Vanno però calcolati per capire il divario fra Bolzano e Canicattì. Mi pare che il Governo abbia differito di un anno questo calcolo…
«Questa è una decisione che va analizzata in tutta la sua gravità in quanto vi è un anno in più per determinare i Lep, per fissare la sostenibilità finanziaria attraverso i costi e i fabbisogni standard e per stabilire la perequazione a sostegno delle Regioni a più basso gettito fiscale, come la Calabria. Questa è la solita proroga che graverà sulle spalle delle regioni più povere le quali, qualora dovesse passare il ddl Calderoli che ha già iniziato il suo iter parlamentare, non saprebbero quali materie scegliere, non sapendo quanti soldi sarebbero necessari per garantire le materie richieste. Dunque, quest’anno, sarà un anno di grandi difficoltà perché si stabiliranno le regole per come le Regioni potranno intervenire sull’autonomia. Però devo anche aggiungere che in 22 anni nessuno si era preso la briga di calcolare i Lep. Questo Governo ha invece istituito il Comitato per l’individuazione dei Livelli essenziali delle prestazioni, presieduto da un giurista di valore come Sabino Cassese, che ha fatto questo lavoro prendendosi la briga di analizzare i Lep non solo nelle 23 materie, ma su tutte. Dopo vent’anni quindi finalmente qualcosa si muove per cui sentire oggi Falcomatà scagliarsi contro un qualcosa che ha fatto la sua parte politica mi indigna e non poco».

Al di là di calcolarli però i Lep poi vanno finanziati…
«Nel 2001, la riforma del titolo V della Costituzione ha stabilito l’introduzione di un fondo perequativo da distribuire in modo equo agli enti dotati di minori capacità di autofinanziamento. Affinché anche questi avessero le risorse per garantire i servizi essenziali, nel tentativo di ridurre le disparità tra territori. Da qui la necessità di superare il criterio della spesa storica, attraverso l’introduzione di un nuovo indicatore: i fabbisogni standard. Non è detto che questo criterio penalizzi il Sud, anzi. Anche molti Comuni del Nord perdono risorse con il cambio di criteri di attribuzione delle risorse».

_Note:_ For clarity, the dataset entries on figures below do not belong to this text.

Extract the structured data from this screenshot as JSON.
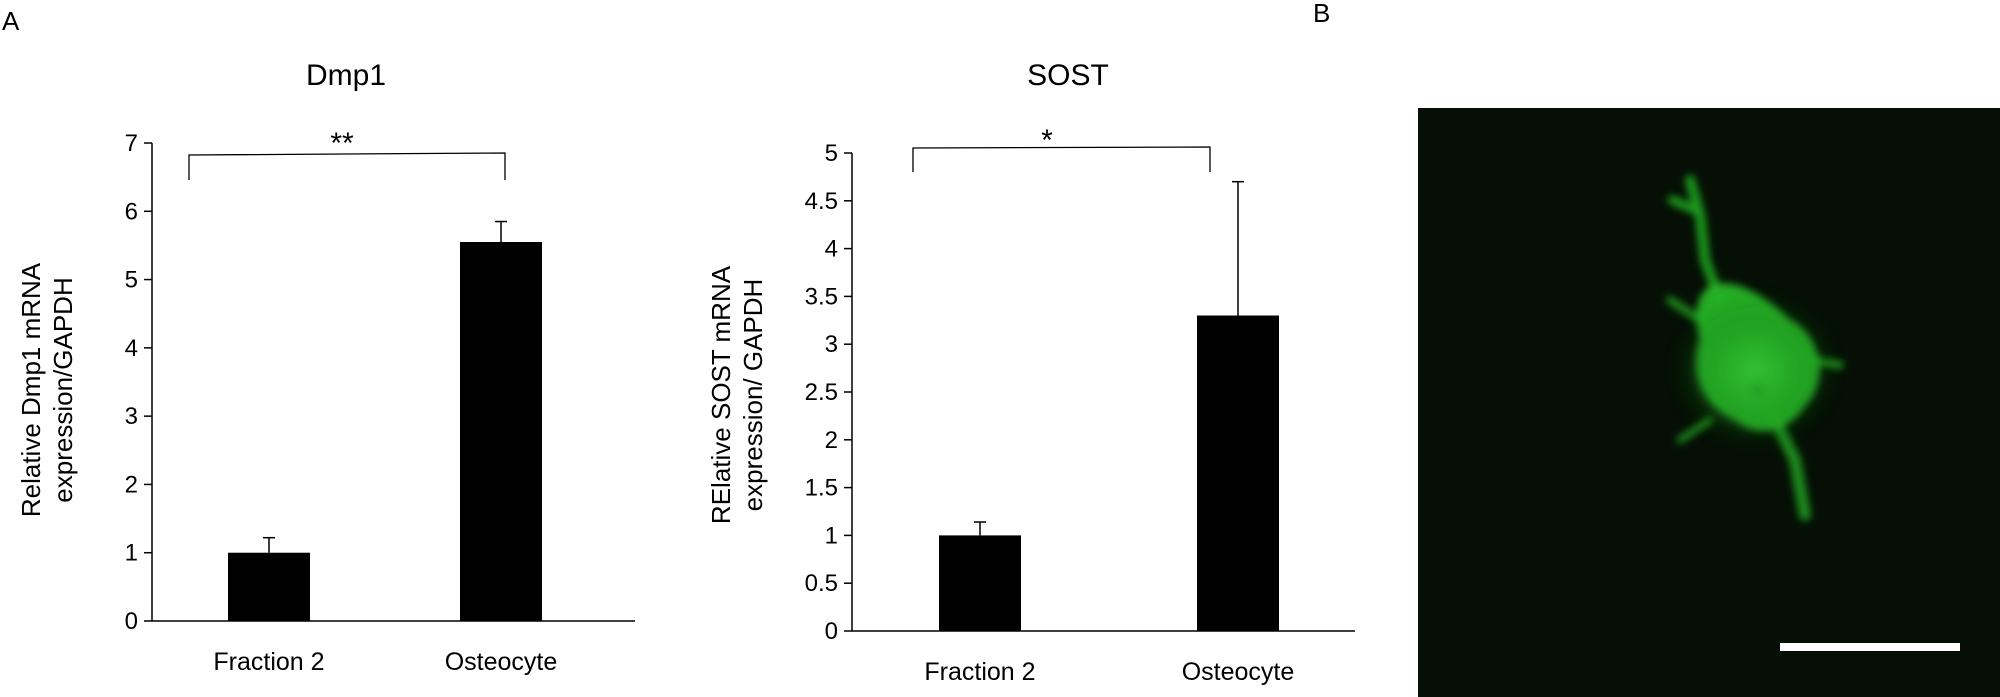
{
  "panels": {
    "a": "A",
    "b": "B"
  },
  "chart_data": [
    {
      "type": "bar",
      "title": "Dmp1",
      "categories": [
        "Fraction 2",
        "Osteocyte"
      ],
      "values": [
        1.0,
        5.55
      ],
      "error_upper": [
        0.22,
        0.3
      ],
      "xlabel": "",
      "ylabel_lines": [
        "Relative Dmp1 mRNA",
        "expression/GAPDH"
      ],
      "ylim": [
        0,
        7
      ],
      "ytick_labels": [
        "0",
        "1",
        "2",
        "3",
        "4",
        "5",
        "6",
        "7"
      ],
      "significance": "**",
      "grid": false,
      "bar_color": "#000000"
    },
    {
      "type": "bar",
      "title": "SOST",
      "categories": [
        "Fraction 2",
        "Osteocyte"
      ],
      "values": [
        1.0,
        3.3
      ],
      "error_upper": [
        0.14,
        1.4
      ],
      "xlabel": "",
      "ylabel_lines": [
        "RElative SOST mRNA",
        "expression/ GAPDH"
      ],
      "ylim": [
        0,
        5
      ],
      "ytick_labels": [
        "0",
        "0.5",
        "1",
        "1.5",
        "2",
        "2.5",
        "3",
        "3.5",
        "4",
        "4.5",
        "5"
      ],
      "significance": "*",
      "grid": false,
      "bar_color": "#000000"
    }
  ],
  "micrograph": {
    "description_icon": "fluorescence-cell-image",
    "background_color": "#050f05",
    "cell_color": "#2fc72f",
    "scale_bar_color": "#ffffff"
  }
}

Poi c’è il fondo perequativo infrastrutturale… C’è chi dice che il Governo lo sta saccheggiando per finanziare il Ponte.
«Il tema del Ponte meriterebbe una intervista a parte, ma non voglio sfuggire dalla sua domanda. Allora le dico che è giusto mettere a produttività alcuni fondi che i Comuni non riescono a spendere. Perché non possiamo utilizzare in altro modo questi soldi?».

I Comuni, lo sa bene, sono pieni di guai…
«Lo so benissimo, faccio il sindaco! Però il Governo ha avviato una massiccia campagna di reclutamento che prevede l’assunzione di 2200 esperti proprio per il Pnrr. Per me il problema sta sempre nella classe dirigente che è scarsamente preparata. Né possiamo continuare ad utilizzare i fondi europei affidandoli alle grandi aziende di Stato come Rfi o Anas per aumentare la spesa. Alcuni investimenti dovrebbero farli direttamente loro, non ha senso finanziarli se non per aumentare la spesa, ma in questo caso chi fa la strategia di sviluppo della Calabria: la classe dirigente locale o i grandi manager di Stato?».